The eastern wall of the valley, near the entrance, rises to a height of more than five hundred feet. For a length of a thousand feet the face of the cliff is carved and honeycombed with excavations to a height of three hundred feet above the floor of the valley.
Here are found some of the most impressive ruins in the city. The Urn tomb in the center has in the rock behind it a room over 60 feet square, whose beautifully colored ceiling can be compared to a great storm in the heavens. The Corinthian tomb and temple are among the largest and most beautifully colored monuments in any of the walls.

The Deir is reached by one of the great ravines up which winds a path and stairway until an elevation of 700 feet is attained. A small plateau opening toward the south gives an extended view of Mount Hor and all the southern end of the Dead Sea cavity. The spot is wholly inaccessible except by the one rocky stairway and winding path.
The Deir is carved from the side of a mountain top, but not protected by any overhanging mass. It is larger than the Treasury. but not nearly so fine in coloring or design. It is impressive in its size and its surroundings, but cannot be called beautiful.

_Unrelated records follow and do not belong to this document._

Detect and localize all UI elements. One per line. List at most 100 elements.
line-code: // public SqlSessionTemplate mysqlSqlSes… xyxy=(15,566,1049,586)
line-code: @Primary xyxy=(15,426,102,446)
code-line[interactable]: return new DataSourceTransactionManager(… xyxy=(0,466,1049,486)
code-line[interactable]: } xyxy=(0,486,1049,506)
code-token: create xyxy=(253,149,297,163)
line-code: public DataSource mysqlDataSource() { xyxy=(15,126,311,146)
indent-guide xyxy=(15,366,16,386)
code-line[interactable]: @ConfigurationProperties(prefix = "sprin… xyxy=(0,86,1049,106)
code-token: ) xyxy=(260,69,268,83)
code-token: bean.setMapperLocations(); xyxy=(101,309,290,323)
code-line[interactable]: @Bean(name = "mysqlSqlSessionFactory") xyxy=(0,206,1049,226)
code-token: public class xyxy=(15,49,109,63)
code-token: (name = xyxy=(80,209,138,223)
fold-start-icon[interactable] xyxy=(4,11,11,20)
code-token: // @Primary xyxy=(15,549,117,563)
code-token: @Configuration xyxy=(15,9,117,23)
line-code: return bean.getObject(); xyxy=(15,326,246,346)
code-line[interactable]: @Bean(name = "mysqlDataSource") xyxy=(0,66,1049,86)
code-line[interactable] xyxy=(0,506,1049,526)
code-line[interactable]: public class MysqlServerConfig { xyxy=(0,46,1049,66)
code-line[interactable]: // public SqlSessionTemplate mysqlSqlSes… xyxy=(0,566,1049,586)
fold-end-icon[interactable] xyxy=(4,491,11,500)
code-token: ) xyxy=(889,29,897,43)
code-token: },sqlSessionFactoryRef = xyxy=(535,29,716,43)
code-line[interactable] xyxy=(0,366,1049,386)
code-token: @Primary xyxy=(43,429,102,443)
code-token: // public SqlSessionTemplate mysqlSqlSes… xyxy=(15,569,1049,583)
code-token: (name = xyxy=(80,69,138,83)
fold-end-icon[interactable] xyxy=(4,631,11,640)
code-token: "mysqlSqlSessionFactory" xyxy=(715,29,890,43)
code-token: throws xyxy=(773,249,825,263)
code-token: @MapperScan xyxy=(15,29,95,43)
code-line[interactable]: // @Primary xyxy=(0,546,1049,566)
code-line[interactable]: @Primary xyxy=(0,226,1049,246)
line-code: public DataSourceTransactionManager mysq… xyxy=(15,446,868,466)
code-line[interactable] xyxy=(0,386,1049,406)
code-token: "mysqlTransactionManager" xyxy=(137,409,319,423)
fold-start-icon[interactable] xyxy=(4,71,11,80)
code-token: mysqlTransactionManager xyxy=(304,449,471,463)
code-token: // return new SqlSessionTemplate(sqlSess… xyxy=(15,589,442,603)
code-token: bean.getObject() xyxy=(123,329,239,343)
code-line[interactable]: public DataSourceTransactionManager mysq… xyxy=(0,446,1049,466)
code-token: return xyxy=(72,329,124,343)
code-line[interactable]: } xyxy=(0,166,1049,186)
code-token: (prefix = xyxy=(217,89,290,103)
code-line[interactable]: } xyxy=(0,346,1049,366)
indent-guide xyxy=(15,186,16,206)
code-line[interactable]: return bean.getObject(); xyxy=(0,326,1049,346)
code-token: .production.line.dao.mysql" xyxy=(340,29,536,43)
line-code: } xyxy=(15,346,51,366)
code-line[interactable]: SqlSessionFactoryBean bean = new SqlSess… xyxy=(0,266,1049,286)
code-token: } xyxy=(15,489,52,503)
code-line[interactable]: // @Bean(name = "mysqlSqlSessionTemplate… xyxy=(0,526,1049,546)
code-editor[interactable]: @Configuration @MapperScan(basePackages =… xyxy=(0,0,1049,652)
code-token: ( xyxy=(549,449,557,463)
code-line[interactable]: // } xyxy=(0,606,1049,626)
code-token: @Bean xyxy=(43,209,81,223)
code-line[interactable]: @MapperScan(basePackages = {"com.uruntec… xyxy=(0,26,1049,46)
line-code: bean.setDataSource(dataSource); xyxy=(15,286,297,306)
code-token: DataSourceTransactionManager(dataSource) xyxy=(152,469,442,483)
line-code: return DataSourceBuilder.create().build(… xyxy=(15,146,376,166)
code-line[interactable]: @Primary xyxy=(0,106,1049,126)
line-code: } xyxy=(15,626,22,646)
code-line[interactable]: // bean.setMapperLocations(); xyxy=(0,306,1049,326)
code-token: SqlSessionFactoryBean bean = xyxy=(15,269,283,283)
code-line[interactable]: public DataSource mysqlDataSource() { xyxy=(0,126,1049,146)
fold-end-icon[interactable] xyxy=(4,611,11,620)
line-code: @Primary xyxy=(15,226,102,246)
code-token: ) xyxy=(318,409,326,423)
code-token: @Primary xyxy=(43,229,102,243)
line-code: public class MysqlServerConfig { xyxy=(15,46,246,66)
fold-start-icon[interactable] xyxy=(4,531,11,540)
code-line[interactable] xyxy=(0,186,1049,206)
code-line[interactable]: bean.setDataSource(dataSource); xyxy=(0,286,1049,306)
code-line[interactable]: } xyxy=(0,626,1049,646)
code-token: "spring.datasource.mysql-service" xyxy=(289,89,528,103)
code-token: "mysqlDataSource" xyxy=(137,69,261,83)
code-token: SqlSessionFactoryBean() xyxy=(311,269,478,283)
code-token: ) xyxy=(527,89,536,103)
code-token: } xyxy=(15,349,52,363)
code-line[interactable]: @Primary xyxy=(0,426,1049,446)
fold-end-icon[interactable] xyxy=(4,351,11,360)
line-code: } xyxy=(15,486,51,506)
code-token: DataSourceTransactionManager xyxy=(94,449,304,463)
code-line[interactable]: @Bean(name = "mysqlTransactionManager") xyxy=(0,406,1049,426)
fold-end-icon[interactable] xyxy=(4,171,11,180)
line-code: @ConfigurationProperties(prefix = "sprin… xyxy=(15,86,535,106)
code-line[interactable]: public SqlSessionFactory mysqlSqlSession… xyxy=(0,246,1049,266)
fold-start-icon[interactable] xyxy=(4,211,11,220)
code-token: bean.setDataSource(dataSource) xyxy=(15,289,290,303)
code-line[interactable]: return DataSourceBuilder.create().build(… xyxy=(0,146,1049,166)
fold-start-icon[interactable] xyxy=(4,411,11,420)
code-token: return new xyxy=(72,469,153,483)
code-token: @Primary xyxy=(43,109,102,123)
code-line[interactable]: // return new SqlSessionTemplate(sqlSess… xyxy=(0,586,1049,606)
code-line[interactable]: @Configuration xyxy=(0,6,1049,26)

Finally, if you will remember that originally the whole valley, from its beginning at the door of the Sik until its exit among the fissures at the southern end of the Dead Sea, is one huge excavation made by the powers of nature, the torrent and the earthquake; and that the hand of time, the frost, the heat, and the tempest have been busy through the ages cracking, smoothing, chiseling mountaintop, deep ravine, and towering cliff into a myriad of fantastic forms, and that the subtler, silent agencies of Nature's alchemy have been adding the most brilliant hues to moldering sandstone strata. You cannot but be charmed and amazed at the result of her handiwork.
Then when you enter the city by the winding valley of the Sik, gaze at the stupendous walls of rock which close the valley and encircle this ancient habitation, and mark how man himself, but an imitator of Nature, has adorned the winding bases of these encircling walls with all the beauty of architecture and art—with temple, tomb and palace, column, portico and pediment—while the mountain summits present Nature in her wildest and most savage forms, the enchantment will be complete, and among the ineffaceable impressions of your soul will be the memories of this silent, beautiful "rose-red city half as old as time."